Rama menggeleng dan berkata, "Papa pengin gue fokus kuliah. Lo tahu sendirilah, namanya orang tua. Biarpun butuh banget kehadiran kita, tetep sebisa mungkin enggak mau ganggu. Kitanya aja yang kudu inisiatif, sesekali nengokin."

Arnold mengangguk-angguk membenarkan. Dia tidak mampu menahan pikiran yang melesat menuju keluarganya di rumah. Arnold merasa bersalah karena berada jauh dari mereka, tidak bisa memberikan dukungan di saat-saat sulit seperti ini.
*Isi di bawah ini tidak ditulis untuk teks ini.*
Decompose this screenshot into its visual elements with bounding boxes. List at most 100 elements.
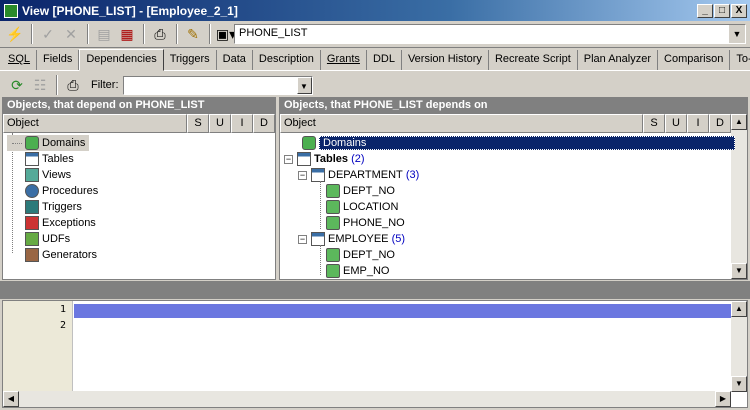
tree-item-employee[interactable]: − EMPLOYEE (5) bbox=[298, 231, 405, 247]
tab-data[interactable]: Data bbox=[217, 50, 253, 70]
main-toolbar: ⚡ ✓ ✕ ▤ ▦ ⎙ ✎ ▣▾ PHONE_LIST ▼ bbox=[0, 21, 750, 48]
tree-item-label: Exceptions bbox=[42, 217, 96, 229]
tree-item-field[interactable]: LOCATION bbox=[326, 199, 398, 215]
tree-item-label: Tables bbox=[314, 153, 349, 165]
tree-item-label: Domains bbox=[42, 137, 86, 149]
close-button[interactable]: X bbox=[731, 3, 747, 18]
tree-item-domains[interactable]: Domains bbox=[284, 135, 735, 151]
toolbar-separator bbox=[176, 24, 178, 44]
tab-comparison[interactable]: Comparison bbox=[658, 50, 731, 70]
dependencies-toolbar: ⟳ ☷ ⎙ Filter: ▼ bbox=[0, 73, 750, 97]
tree-item-count: (5) bbox=[391, 233, 406, 245]
scroll-up-button[interactable]: ▲ bbox=[731, 114, 747, 130]
tab-plan-analyzer[interactable]: Plan Analyzer bbox=[578, 50, 659, 70]
dependents-panel: Objects, that depend on PHONE_LIST Objec… bbox=[2, 97, 276, 280]
check-icon[interactable]: ✓ bbox=[37, 23, 59, 45]
table-icon[interactable]: ▤ bbox=[93, 23, 115, 45]
tree-item-procedures[interactable]: Procedures bbox=[7, 183, 98, 199]
horizontal-scrollbar[interactable]: ◀ ▶ bbox=[3, 391, 731, 407]
window-title: View [PHONE_LIST] - [Employee_2_1] bbox=[22, 3, 238, 18]
column-u[interactable]: U bbox=[665, 114, 687, 133]
cancel-icon[interactable]: ✕ bbox=[60, 23, 82, 45]
tab-ddl[interactable]: DDL bbox=[367, 50, 402, 70]
tree-item-field[interactable]: DEPT_NO bbox=[326, 183, 395, 199]
filter-combo[interactable]: ▼ bbox=[122, 75, 313, 95]
tree-item-department[interactable]: − DEPARTMENT (3) bbox=[298, 167, 419, 183]
domain-icon bbox=[25, 136, 39, 150]
column-object[interactable]: Object bbox=[3, 114, 187, 133]
tab-triggers[interactable]: Triggers bbox=[164, 50, 217, 70]
column-d[interactable]: D bbox=[253, 114, 275, 133]
tree-item-label: LOCATION bbox=[343, 201, 399, 213]
chevron-down-icon[interactable]: ▼ bbox=[729, 25, 745, 43]
tab-recreate-script[interactable]: Recreate Script bbox=[489, 50, 578, 70]
column-u[interactable]: U bbox=[209, 114, 231, 133]
tree-item-label: EMPLOYEE bbox=[328, 233, 389, 245]
dependents-panel-title: Objects, that depend on PHONE_LIST bbox=[3, 98, 275, 114]
tab-to-do[interactable]: To-do bbox=[730, 50, 750, 70]
tree-item-generators[interactable]: Generators bbox=[7, 247, 97, 263]
table-icon bbox=[25, 152, 39, 166]
scroll-down-button[interactable]: ▼ bbox=[731, 376, 747, 392]
collapse-icon[interactable]: − bbox=[298, 170, 307, 180]
tree-item-field[interactable]: PHONE_NO bbox=[326, 215, 405, 231]
scroll-up-button[interactable]: ▲ bbox=[731, 301, 747, 317]
print-preview-icon[interactable]: ▦ bbox=[116, 23, 138, 45]
column-i[interactable]: I bbox=[687, 114, 709, 133]
tree-item-label: Generators bbox=[42, 249, 98, 261]
lightning-icon[interactable]: ⚡ bbox=[4, 23, 26, 45]
tree-item-tables[interactable]: − Tables (2) bbox=[284, 151, 365, 167]
table-icon bbox=[311, 232, 325, 246]
tree-item-label: Triggers bbox=[42, 201, 82, 213]
column-s[interactable]: S bbox=[643, 114, 665, 133]
print-icon[interactable]: ⎙ bbox=[149, 23, 171, 45]
collapse-icon[interactable]: − bbox=[284, 154, 293, 164]
minimize-button[interactable]: _ bbox=[697, 3, 713, 18]
sql-editor[interactable]: 1 2 ▲ ▼ ◀ ▶ bbox=[2, 300, 748, 408]
print-icon[interactable]: ⎙ bbox=[62, 74, 84, 96]
grid-header: Object S U I D bbox=[280, 114, 731, 133]
column-s[interactable]: S bbox=[187, 114, 209, 133]
line-number: 2 bbox=[59, 320, 66, 331]
tree-item-label: UDFs bbox=[42, 233, 71, 245]
vertical-scrollbar[interactable]: ▲ ▼ bbox=[731, 301, 747, 392]
tree-item-exceptions[interactable]: Exceptions bbox=[7, 215, 96, 231]
tree-item-field[interactable]: DEPT_NO bbox=[326, 247, 395, 263]
dependencies-panel-title: Objects, that PHONE_LIST depends on bbox=[280, 98, 747, 114]
refresh-icon[interactable]: ⟳ bbox=[6, 74, 28, 96]
tab-description[interactable]: Description bbox=[253, 50, 321, 70]
tree-item-views[interactable]: Views bbox=[7, 167, 71, 183]
scroll-left-button[interactable]: ◀ bbox=[3, 391, 19, 407]
tab-version-history[interactable]: Version History bbox=[402, 50, 489, 70]
column-d[interactable]: D bbox=[709, 114, 731, 133]
table-icon bbox=[297, 152, 311, 166]
udf-icon bbox=[25, 232, 39, 246]
tools-icon[interactable]: ✎ bbox=[182, 23, 204, 45]
chevron-down-icon[interactable]: ▼ bbox=[296, 76, 312, 94]
tree-icon[interactable]: ☷ bbox=[29, 74, 51, 96]
app-icon bbox=[4, 3, 18, 18]
tree-item-triggers[interactable]: Triggers bbox=[7, 199, 82, 215]
tree-item-tables[interactable]: Tables bbox=[7, 151, 74, 167]
tab-sql[interactable]: SQL bbox=[2, 50, 38, 70]
tree-item-label: Domains bbox=[319, 136, 735, 150]
tree-item-domains[interactable]: Domains bbox=[7, 135, 90, 151]
field-icon bbox=[326, 248, 340, 262]
tab-grants[interactable]: Grants bbox=[321, 50, 367, 70]
title-bar: View [PHONE_LIST] - [Employee_2_1] _ □ X bbox=[0, 0, 750, 21]
column-object[interactable]: Object bbox=[280, 114, 643, 133]
tree-item-label: Tables bbox=[42, 153, 74, 165]
scroll-right-button[interactable]: ▶ bbox=[715, 391, 731, 407]
column-i[interactable]: I bbox=[231, 114, 253, 133]
panel-splitter[interactable] bbox=[0, 281, 750, 299]
exception-icon bbox=[25, 216, 39, 230]
object-name-combo[interactable]: PHONE_LIST ▼ bbox=[234, 24, 746, 44]
tab-fields[interactable]: Fields bbox=[37, 50, 80, 70]
field-icon bbox=[326, 264, 340, 278]
tab-dependencies[interactable]: Dependencies bbox=[79, 49, 164, 71]
collapse-icon[interactable]: − bbox=[298, 234, 307, 244]
maximize-button[interactable]: □ bbox=[714, 3, 730, 18]
tree-item-udfs[interactable]: UDFs bbox=[7, 231, 70, 247]
scroll-down-button[interactable]: ▼ bbox=[731, 263, 747, 279]
tree-item-field[interactable]: EMP_NO bbox=[326, 263, 389, 279]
"Seenggaknya, lo beruntung, Ram. Masih bisa kumpul sama keluarga. Lah gue? Mana cukup duit gue buat boyong keluarga ke sini?" cetus Arnold sambil menepuk bahu Rama, berusaha menguatkan.
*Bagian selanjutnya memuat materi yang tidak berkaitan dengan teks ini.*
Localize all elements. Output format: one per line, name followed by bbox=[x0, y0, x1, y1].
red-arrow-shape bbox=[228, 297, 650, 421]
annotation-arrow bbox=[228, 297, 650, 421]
Rama tersenyum tipis. "Lo bener, sih," gumamnya lirih.

"Memangnya, mama sakit apa, Ram?" tanya Arnold agak tidak enak hati tetapi merasa sangat perlu menunjukkan perhatian.

Rama menghela napas berat sebelum menjawab, "Kanker serviks."

Hati Arnold terasa hancur mendengarnya. Arnold yakin Rama adalah orang yang kuat dan tangguh, tetapi berita tersebut sangat mengguncangnya. Dia tidak bisa membayangkan penderitaan yang dirasakan oleh Rama dan keluarga.

Mata Rama sudah mulai berkaca-kaca. Arnold jadi merasa bersalah dan khawatir. "Maaf. Gue malah bikin lo tambah sedih, ya? Mungkin ... ada yang bisa gue bantu, Ram? Apa kek?" ujar Arnold gugup.

Rama tertawa kecil dan getir. "Sorry, Nold. Gue memang kadang suka oleng. Berat banget jaga semangat hidup pas lagi sedih dan serba enggak pasti begini. Gue sering bingung, harus ngapain lagi, ya?" ucap Rama dengan suara bergetar.

Arnold memeluk Rama sambil bertutur, "Lo jalani bagian lo, dan percayakan bagian lain ke Papa, Mama, dan para dokter. Jangan ambil beban terlalu banyak, Bro."

Rama seolah mendapati angin segar menyelinap melalui rongga hidung dan menggeliat bebas di sekujur tubuh. Dia merasa lebih ringan dan tanpa sadar tersenyum lega. "Thanks, Nold. It means a lot," kata Rama.

"Nah! Gitu, dong!" seru Arnold ikut lega, "Jadi, apa kabar bala-balamu?"

"Ah, iya! Itu juga yang pengin gue bahas sama elo, Bro!" jawab Rama bersemangat, "Jadi, gue udah nemu komposisi tepung yang pas, nih. Tinggal masalah penampilan, nih. Gue mau bentuknya yang agak beda dari bala-bala biasanya. Biar unik!"

Arnold berpikir sejenak, kemudian menyahut, "Lo bisa tiru kemasannya kukis, deh. Bikin ukurannya kecil-kecil, lo tumpuk beberapa, terus iket pakai tali rami. Taruh di wadah beralas kertas minyak, baru masukin boks bening."

"Ah! Emang otak Michelin lo!" seru Rama girang.

Rama mengajak Arnold segera menyelesaikan sarapan. Dia sudah tak sabar ingin menunjukkan hasil resep terbarunya sekaligus memraktikkan saran Arnold. Arnold mengawasi aksi Rama sambil sesekali memberi masukan. Dia juga menunjukkan tempat memeroleh kemasan berkualitas bagus dengan harga miring.

Satu contoh produk bala-bala terpampang sudah. Rama dan Arnold memandangnya penuh rasa puas. Rama memotret hasil kerja kerasnya sepagian ini dan memamerkannya ke Shinta. Mereka berbincang sejenak melalui pesan WhatsApp. Sesekali Arnold menggoda dengan berpura-pura mencuri baca obrolan keduanya.